The register swap unit operates as follows. When a register's counter in primary storage overflows, a register is allocated in secondary storage and the primary register is copied. Once the copy is complete, the Log 2Phys table is updated. The vacated register ID is not placed on the free list, but is stored in a special register. At this point, the previously-identified register in the secondary storage with the minimum counter value is copied into the vacated primary register, and when the copy is complete, the Log 2Phys table is updated and the vacated secondary register is placed on the free list. The necessary traffic to the Log 2Phys table may require an additional read and write port to avoid interfering with normal operation, else normal instruction flow will stall on such swaps.
It should be noted that if threads are fully independent, the situation is much more straightforward. The register file can just have a capacity less than the worst-case occupancy, and a thread that cannot allocate a register simply stalls. However, it is preferable that there always exists enough free registers so that at least one warp can always make progress. The easiest way to ensure this is to ensure that one thread always has its full allocation.
With respect to the use of final read annotations, in one embodiment, it is possible for the compiler to identify when a thread reads a register for the last time, and that register is therefore dead. Instead of waiting for the register to eventually be overwritten later in the thread, or for the thread to complete, this physical register can be reclaimed immediately if the final read is indicated using a special annotation on the instruction. This requires the ability to annotate each instruction type with a bit for each operand to indicate whether it is a last read, which in turn requires the necessary number of available bits in the instruction encoding.

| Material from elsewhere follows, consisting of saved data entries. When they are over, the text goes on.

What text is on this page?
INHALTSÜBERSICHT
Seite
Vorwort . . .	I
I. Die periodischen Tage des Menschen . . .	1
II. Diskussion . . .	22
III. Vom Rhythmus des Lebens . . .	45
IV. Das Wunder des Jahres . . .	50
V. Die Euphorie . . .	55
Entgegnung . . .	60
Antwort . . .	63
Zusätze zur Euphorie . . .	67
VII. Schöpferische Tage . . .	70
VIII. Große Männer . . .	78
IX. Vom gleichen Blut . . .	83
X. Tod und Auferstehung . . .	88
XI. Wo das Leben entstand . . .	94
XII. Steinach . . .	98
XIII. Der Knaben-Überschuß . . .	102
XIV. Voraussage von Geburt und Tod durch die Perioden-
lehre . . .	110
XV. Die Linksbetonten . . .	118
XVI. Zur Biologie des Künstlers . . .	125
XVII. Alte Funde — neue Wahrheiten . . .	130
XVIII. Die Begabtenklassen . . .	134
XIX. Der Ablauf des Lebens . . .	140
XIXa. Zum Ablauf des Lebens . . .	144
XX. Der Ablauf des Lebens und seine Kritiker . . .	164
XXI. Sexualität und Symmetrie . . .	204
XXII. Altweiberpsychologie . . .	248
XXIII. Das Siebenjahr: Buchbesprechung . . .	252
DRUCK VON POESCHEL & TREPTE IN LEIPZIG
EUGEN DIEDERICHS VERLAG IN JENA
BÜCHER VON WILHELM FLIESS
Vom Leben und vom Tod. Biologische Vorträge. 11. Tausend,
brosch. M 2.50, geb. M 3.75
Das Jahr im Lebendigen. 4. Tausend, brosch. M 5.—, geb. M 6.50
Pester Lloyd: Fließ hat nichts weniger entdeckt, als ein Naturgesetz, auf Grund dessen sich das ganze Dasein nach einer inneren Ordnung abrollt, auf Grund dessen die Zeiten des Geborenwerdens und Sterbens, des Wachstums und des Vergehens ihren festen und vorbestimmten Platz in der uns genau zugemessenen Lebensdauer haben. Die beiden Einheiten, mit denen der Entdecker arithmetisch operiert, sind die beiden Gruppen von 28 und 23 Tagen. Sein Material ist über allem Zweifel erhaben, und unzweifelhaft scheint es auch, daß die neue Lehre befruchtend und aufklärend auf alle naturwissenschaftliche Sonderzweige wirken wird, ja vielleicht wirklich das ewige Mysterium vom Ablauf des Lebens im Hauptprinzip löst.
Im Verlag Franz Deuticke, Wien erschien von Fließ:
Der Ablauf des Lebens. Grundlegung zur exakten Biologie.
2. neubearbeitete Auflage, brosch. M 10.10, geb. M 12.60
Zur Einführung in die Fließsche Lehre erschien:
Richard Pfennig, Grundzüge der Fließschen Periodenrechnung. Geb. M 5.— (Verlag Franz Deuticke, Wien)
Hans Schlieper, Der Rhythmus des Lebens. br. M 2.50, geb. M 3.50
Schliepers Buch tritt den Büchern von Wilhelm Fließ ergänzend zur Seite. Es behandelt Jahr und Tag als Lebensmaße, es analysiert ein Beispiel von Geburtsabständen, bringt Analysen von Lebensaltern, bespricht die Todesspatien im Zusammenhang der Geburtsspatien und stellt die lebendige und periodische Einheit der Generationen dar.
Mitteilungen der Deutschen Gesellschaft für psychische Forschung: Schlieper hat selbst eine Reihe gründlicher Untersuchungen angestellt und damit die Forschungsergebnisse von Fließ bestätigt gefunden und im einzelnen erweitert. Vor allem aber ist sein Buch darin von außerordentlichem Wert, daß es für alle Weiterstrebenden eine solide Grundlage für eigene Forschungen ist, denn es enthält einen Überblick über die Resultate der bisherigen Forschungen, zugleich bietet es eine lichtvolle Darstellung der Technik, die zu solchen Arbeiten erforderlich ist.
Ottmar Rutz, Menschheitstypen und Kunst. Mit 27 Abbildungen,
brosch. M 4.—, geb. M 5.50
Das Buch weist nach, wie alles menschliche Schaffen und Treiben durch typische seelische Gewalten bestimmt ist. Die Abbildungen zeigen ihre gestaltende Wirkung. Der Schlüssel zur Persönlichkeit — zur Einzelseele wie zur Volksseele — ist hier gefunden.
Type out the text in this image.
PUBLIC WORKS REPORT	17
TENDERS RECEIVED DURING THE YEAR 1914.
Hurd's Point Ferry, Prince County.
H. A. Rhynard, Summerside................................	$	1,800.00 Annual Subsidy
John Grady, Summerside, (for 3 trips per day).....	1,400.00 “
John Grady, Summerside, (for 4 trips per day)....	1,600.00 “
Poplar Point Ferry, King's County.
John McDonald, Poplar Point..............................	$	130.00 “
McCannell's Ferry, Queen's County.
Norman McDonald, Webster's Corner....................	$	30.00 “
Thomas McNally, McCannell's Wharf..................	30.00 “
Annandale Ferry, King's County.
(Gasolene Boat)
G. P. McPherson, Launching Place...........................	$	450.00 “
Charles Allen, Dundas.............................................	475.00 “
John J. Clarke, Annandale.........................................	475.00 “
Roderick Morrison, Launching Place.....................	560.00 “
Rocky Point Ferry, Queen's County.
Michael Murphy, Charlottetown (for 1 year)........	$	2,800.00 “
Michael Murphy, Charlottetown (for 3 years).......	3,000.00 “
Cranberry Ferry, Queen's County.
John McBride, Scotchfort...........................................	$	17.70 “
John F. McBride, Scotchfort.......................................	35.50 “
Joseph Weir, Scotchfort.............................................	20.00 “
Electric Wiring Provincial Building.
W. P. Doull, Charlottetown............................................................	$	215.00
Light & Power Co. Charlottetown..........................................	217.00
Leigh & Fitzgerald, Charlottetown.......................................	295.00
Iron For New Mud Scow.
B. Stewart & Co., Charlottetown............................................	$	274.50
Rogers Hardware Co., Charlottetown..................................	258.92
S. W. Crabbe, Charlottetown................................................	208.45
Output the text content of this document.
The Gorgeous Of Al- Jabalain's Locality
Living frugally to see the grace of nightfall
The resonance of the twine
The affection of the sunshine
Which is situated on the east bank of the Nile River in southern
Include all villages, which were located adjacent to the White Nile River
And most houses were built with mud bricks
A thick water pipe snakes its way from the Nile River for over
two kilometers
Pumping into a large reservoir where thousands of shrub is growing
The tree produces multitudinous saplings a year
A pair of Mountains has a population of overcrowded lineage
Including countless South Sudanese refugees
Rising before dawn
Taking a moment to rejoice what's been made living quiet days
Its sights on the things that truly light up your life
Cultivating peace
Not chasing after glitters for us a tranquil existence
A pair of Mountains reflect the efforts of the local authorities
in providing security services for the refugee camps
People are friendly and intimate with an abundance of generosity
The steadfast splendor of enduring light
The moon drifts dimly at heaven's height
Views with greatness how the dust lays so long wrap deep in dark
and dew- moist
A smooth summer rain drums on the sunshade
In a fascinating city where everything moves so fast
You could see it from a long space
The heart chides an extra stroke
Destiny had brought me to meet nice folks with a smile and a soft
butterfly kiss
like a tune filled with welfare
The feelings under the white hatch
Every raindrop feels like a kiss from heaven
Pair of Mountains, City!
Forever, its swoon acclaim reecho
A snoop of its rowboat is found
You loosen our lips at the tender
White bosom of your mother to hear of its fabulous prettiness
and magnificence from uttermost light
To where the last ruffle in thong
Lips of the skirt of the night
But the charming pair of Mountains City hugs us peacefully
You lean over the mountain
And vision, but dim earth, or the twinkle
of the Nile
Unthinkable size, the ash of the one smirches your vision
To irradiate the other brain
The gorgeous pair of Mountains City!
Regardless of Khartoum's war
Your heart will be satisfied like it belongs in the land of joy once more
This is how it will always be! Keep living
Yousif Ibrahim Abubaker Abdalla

The foregoing descriptions of specific embodiments of the present invention have been presented for purposes of illustration and description. They are not intended to be exhaustive or to limit the invention to the precise forms disclosed, and many modifications and variations are possible in light of the above teaching. The embodiments were chosen and described in order to best explain the principles of the invention and its practical application, to thereby enable others skilled in the art to best utilize the invention and various embodiments with various modifications as are suited to the particular use contemplated. It is intended that the scope of the invention be defined by the claims appended hereto and their equivalents.